Thanks for your diligence!

CrimsonCatholic said...

I concur with your assessment of Farrell's translation of Maximus, although the introduction to his translation of Photius's Mystagogy certainly hints at some of these ideas. The difference is that it doesn't then go on to draw the loopy psychosocial conclusions or to make revisionistic assertions. It is the extension of these relatively reasonable historical and theological points far beyond their reasonable application that concerns me about the method. And I thank you for listening to those concerns and for taking them seriously.

Anonymous said...

I'm the poster who wrote the first post. I wrote it as a tongue-in-cheek remark.
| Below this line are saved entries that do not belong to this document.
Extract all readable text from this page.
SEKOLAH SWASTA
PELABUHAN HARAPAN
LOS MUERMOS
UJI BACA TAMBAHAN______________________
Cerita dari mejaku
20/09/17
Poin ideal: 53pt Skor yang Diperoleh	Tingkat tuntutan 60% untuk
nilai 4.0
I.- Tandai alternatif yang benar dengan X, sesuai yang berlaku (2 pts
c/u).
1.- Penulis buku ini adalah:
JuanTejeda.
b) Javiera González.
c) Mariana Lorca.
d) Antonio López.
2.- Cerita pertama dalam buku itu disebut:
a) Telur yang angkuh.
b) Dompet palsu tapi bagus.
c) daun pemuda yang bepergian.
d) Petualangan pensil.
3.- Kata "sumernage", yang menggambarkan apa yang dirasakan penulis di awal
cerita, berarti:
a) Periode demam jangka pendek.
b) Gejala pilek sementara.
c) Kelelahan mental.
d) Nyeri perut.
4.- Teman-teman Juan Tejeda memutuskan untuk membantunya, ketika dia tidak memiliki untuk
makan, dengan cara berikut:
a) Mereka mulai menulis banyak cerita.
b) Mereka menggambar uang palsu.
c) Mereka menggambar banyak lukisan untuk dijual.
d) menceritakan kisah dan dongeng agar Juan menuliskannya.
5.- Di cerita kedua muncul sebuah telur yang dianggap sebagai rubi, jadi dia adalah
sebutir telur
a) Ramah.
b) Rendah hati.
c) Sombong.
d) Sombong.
It's curious to me how someone can write "historical speculation" on the Nazis, the pyramids etc; etc; and a work of theology based on sound scholarship at the same time.

The Franko-German conspiracy thesis is held by quite a few Orthodox. Many have been deeply affected by Romanides directly and indirectly. It has affected the correct understanding by Orthodox of what happened from the ninth century to the schism of 1054.

An example is the introduction to the Mystagogy of St Photios by Fr. Justin Popovich where Pope Nicholas of Rome is described as having an evil lust for power and domination and so forth. The Photian schism is all due to Nicholas.

That may be true but it also may not be.